The bill provides modest, targeted tax relief for household energy costs for lower- and middle-income households but limits who benefits (nonrefundable design and income phaseouts) and creates new administrative burdens for landlords, tenants, and tax administrators.
Low- and moderate-income households (owners and renters) can reduce federal income tax on home electricity and gas costs by up to $350 per year.
Benefit is targeted to primary residences and is accessible to renters because landlords must provide annual utility-portion receipts, directing relief to household energy burdens rather than businesses or second homes.
Very low-income filers who owe little or no federal income tax may be unable to use the nonrefundable $350 credit and thus receive limited or no benefit.
Landlords, renters, and the IRS face added administrative and compliance burdens from allocating utility portions of rent, issuing and tracking receipts, and coordinating claims.
Taxpayers with adjusted gross income above the phaseout thresholds (>$400,000 joint; >$200,000 other) are excluded entirely and receive no benefit.
Based on analysis of 2 sections of legislative text.

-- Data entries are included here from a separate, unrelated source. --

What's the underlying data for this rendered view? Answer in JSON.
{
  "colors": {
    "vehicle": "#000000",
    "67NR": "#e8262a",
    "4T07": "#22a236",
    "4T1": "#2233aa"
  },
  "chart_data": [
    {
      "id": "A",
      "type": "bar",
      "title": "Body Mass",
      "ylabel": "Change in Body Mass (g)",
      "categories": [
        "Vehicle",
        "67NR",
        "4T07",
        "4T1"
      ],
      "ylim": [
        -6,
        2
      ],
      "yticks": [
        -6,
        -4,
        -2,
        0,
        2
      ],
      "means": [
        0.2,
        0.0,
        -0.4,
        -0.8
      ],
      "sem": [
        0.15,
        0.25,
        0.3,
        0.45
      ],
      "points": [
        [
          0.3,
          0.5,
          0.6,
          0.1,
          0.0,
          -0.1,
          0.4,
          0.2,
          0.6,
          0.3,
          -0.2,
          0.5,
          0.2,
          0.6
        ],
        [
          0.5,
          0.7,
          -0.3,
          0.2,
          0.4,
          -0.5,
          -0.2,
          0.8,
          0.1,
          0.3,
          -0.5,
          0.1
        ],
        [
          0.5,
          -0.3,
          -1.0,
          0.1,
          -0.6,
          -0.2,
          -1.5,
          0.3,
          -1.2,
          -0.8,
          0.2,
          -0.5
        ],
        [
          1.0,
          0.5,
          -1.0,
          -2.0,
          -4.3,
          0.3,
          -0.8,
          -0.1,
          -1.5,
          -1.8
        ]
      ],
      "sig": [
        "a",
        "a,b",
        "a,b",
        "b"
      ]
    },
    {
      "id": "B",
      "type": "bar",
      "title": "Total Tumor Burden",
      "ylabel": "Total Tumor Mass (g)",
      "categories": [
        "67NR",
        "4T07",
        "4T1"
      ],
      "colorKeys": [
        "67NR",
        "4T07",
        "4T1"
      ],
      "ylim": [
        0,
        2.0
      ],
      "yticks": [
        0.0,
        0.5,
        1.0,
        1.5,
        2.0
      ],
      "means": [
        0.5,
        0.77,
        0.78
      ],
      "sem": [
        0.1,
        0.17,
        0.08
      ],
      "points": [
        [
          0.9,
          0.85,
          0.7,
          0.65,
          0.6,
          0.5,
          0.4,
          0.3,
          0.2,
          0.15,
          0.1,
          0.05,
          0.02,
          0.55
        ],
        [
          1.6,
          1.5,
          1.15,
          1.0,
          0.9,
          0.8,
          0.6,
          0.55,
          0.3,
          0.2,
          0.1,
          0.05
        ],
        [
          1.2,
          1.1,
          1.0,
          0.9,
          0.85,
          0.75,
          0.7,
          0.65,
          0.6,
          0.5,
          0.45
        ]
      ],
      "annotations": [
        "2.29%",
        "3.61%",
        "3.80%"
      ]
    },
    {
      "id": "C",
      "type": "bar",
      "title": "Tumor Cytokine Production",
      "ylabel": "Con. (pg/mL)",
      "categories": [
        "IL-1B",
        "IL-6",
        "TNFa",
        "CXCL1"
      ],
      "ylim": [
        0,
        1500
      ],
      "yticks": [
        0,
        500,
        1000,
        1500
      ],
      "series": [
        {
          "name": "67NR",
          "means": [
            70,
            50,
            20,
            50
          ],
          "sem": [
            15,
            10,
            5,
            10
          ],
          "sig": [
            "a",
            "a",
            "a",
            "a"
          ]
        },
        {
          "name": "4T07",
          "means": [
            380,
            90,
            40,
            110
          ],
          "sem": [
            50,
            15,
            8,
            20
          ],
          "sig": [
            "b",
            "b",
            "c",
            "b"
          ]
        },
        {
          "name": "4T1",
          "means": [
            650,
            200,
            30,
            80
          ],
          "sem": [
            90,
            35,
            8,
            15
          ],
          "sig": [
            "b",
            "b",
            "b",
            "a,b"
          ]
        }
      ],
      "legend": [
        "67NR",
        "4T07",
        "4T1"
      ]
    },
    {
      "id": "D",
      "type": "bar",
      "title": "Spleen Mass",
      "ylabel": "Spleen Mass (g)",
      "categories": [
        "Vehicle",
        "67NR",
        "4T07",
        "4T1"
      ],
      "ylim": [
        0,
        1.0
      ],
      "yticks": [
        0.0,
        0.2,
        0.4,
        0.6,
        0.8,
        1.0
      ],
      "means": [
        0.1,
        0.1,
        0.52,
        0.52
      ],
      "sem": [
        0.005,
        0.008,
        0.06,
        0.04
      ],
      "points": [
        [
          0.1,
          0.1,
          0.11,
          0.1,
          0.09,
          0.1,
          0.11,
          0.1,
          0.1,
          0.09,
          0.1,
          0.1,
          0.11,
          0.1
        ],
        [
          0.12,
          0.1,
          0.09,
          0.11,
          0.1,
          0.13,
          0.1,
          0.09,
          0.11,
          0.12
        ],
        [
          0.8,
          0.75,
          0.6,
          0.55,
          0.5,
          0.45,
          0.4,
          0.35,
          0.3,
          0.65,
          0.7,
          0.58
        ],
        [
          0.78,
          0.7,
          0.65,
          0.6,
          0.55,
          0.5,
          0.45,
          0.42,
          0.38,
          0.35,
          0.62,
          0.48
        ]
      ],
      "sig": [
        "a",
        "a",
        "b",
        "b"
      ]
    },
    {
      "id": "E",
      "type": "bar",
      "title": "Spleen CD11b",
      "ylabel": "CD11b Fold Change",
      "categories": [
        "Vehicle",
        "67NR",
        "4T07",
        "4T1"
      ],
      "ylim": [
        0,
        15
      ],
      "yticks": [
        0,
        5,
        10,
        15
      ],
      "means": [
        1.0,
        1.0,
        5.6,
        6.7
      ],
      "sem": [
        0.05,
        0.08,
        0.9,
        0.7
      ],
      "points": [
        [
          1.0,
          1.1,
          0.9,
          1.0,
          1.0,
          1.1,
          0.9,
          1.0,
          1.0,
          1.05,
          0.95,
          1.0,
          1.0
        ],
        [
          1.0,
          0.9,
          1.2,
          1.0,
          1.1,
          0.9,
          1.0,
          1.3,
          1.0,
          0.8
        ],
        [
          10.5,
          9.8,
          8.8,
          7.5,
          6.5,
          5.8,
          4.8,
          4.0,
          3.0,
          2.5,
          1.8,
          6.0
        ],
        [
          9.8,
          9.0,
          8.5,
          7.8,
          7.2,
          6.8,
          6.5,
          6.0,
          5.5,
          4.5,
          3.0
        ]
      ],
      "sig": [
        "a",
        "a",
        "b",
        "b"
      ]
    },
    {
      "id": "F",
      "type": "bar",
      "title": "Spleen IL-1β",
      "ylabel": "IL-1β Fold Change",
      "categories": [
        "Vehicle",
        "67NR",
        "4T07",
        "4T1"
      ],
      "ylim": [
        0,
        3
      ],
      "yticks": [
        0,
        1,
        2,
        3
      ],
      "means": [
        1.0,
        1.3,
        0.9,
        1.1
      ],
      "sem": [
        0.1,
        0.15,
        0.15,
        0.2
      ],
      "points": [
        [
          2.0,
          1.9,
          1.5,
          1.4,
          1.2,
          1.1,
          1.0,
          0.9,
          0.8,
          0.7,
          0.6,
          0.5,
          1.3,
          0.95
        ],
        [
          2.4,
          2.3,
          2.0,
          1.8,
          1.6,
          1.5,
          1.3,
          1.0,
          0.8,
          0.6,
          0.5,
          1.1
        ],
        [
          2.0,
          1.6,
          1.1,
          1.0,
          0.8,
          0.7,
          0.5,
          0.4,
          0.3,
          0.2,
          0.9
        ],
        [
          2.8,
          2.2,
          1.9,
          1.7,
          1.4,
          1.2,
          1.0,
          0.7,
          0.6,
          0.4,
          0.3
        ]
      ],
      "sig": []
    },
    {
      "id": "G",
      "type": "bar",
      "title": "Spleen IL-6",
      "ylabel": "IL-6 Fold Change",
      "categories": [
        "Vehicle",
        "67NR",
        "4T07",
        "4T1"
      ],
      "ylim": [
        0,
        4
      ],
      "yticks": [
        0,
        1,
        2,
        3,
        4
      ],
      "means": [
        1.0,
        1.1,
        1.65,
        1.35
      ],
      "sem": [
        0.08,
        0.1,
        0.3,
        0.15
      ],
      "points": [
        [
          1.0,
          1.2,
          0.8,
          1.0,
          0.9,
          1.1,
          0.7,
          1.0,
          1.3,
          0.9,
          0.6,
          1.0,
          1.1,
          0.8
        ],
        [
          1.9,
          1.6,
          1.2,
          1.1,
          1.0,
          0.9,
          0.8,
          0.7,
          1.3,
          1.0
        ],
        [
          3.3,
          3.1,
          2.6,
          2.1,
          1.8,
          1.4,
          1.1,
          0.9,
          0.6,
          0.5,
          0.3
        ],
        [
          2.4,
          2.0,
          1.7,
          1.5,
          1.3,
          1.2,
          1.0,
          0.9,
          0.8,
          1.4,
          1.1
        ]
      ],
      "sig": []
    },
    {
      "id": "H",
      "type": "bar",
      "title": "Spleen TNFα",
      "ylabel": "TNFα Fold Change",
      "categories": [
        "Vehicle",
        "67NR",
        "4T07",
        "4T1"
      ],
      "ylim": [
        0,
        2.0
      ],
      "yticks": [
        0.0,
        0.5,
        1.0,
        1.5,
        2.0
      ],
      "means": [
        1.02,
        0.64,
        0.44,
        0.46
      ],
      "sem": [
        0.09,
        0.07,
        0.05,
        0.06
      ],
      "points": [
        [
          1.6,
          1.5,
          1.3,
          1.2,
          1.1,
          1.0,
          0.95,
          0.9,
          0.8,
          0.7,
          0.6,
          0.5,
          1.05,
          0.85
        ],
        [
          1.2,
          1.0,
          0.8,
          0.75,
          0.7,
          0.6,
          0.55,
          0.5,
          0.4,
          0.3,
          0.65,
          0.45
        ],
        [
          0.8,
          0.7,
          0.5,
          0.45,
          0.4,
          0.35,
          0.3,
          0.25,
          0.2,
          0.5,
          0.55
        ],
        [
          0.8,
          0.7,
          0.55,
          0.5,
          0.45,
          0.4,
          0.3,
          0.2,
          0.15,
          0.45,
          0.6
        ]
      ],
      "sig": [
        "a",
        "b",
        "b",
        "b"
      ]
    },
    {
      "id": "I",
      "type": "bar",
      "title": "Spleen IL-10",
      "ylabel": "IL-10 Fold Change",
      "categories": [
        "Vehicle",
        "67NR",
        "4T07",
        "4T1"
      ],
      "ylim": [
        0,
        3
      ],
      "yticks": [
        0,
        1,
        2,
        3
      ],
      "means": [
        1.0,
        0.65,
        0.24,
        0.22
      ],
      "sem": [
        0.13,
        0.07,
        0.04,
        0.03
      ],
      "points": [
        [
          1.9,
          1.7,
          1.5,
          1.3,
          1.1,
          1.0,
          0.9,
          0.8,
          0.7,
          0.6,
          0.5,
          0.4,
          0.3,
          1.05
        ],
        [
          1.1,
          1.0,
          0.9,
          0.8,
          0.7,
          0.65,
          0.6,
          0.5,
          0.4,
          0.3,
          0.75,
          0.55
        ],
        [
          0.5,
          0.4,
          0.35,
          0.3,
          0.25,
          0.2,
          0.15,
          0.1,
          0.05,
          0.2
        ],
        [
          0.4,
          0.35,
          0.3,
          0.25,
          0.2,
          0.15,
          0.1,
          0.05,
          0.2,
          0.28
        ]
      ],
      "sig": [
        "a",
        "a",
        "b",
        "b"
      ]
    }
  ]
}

Establishes a nonrefundable tax credit up to $350 per year for qualified gas and electric costs at a taxpayer's main home, with income-phaseouts and landlord reporting rules.

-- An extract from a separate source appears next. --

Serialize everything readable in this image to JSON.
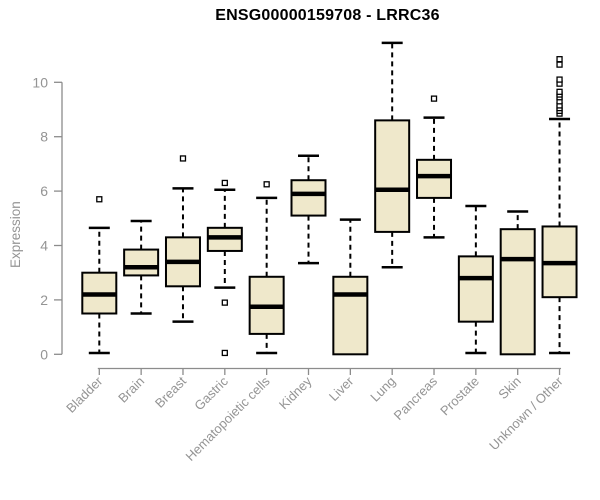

Introduced January 22, 2025 by Josh S. Gottheimer · Last progress January 22, 2025
Creates a new nonrefundable personal tax credit worth up to $350 per year to help individuals pay qualified gas and electric costs for their primary home, including utility charges paid through rent. The credit is phased out for higher-income taxpayers (above $400,000 for joint filers and $200,000 for other filers) and cannot be claimed for expenses already used to get another tax benefit. Landlords who include utility charges in rent must provide an annual receipt to the IRS and the tenant by January 31 for the prior year. The credit applies to amounts paid or incurred after enactment.